By Jennifer Elizabeth Masters
When does making love too much become an obsession or addiction? How do we know we are not in a balanced, healthy relationship? What is the difference between sex addiction and a “normal sex drive?”
Sexual Addiction is Progressive
You might have to increase activities, take bigger risks to get the same rush you used to get with what most people would call “normal sex.” Sex feels good. It is natural and normal to have sex and enjoy it. That in itself is not harmful.
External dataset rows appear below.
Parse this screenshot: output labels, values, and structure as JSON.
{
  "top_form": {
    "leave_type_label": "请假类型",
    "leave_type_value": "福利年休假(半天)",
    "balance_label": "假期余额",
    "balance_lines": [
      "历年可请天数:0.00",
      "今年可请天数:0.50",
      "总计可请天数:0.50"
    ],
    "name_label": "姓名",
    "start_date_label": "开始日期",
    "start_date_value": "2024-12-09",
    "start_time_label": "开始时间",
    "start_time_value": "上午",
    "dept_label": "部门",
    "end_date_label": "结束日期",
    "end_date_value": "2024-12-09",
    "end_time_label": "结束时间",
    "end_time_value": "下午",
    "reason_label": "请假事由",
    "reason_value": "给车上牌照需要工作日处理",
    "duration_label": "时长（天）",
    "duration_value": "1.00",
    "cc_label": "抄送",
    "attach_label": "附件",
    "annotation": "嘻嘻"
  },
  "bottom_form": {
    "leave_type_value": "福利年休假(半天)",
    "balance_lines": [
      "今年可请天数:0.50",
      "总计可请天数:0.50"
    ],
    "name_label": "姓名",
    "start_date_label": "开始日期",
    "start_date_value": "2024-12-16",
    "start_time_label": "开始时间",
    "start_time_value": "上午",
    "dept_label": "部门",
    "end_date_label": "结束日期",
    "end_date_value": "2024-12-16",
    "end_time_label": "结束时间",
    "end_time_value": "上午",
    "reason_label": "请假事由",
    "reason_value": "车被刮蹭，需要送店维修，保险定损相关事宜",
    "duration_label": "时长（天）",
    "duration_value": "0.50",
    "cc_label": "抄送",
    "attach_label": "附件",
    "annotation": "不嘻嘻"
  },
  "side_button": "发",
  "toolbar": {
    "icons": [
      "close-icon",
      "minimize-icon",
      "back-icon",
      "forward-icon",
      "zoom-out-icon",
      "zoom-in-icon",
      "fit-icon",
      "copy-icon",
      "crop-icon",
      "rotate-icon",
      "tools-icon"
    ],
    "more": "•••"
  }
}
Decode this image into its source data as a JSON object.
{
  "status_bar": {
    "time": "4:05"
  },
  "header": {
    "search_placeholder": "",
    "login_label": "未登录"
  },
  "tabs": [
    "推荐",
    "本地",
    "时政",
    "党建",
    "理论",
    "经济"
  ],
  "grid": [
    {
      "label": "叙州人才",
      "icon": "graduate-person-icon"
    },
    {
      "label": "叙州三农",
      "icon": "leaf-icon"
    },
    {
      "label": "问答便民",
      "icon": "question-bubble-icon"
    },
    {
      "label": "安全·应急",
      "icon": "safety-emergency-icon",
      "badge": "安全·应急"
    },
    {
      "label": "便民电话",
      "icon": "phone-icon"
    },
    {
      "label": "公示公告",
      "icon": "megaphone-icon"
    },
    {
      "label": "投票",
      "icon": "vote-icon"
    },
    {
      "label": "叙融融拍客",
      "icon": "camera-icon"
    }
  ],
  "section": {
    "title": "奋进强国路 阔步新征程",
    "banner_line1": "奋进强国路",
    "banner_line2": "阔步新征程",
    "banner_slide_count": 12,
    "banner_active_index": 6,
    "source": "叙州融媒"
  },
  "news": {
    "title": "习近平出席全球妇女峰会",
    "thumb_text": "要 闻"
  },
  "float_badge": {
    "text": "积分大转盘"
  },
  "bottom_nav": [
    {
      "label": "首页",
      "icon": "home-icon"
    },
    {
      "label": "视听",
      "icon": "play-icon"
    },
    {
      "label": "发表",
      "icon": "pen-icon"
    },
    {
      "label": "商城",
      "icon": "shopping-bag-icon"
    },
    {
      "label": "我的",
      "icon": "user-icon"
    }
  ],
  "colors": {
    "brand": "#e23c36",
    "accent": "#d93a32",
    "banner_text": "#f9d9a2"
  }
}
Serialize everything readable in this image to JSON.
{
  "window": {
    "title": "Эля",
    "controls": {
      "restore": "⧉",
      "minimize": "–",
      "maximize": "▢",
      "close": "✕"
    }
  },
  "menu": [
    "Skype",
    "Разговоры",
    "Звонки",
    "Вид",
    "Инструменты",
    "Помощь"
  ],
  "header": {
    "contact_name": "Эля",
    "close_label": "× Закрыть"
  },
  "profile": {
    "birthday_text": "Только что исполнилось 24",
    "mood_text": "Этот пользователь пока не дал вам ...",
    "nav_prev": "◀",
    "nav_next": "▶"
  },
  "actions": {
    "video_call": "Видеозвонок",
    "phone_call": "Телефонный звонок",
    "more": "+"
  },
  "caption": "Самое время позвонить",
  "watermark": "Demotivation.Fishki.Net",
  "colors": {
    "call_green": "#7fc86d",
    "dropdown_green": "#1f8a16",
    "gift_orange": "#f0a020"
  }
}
When sex becomes a compulsion that causes suffering to others, then it has become addictive. If you have to keep amping up your behavior and risk taking to keep things exciting for you, or you are disconnecting from intimacy through your experience, you have a sexual addiction.
Does This Apply To You?
- Are you preoccupied with sexual thoughts, desires or compulsions?
- Are your sexual behaviors getting in the way of productive work, or financial obligations?
- Are your sexual behaviors keeping you from having a deep connection with your partner?
- Do you feel desensitized to sex with a partner?
- Have a compulsion to masturbate and it interferes with your life or work.
- Addicted to porn.
- Have to watch porn to get off.
- Feel desensitized to sex with a partner.
- Fantasies pervade your sexual experience with a partner.
- Paying for sex.
- Voyeuristic sex. The need to look on while others are performing sex acts.
- Dangerous sexual experiences, looking for the latest rush or charge.
- Have the need to be humiliated during sex, before sex or humiliation is part of the stimulation prior to sex.
- High risk sex. Either dangerous and life threatening or situations involve high risk.
- You need to exploit the person you are having sex with.
- Boundary violation is part of your arousal.
- You may be an exhibitionist, needing to expose yourself as part of the arousal process.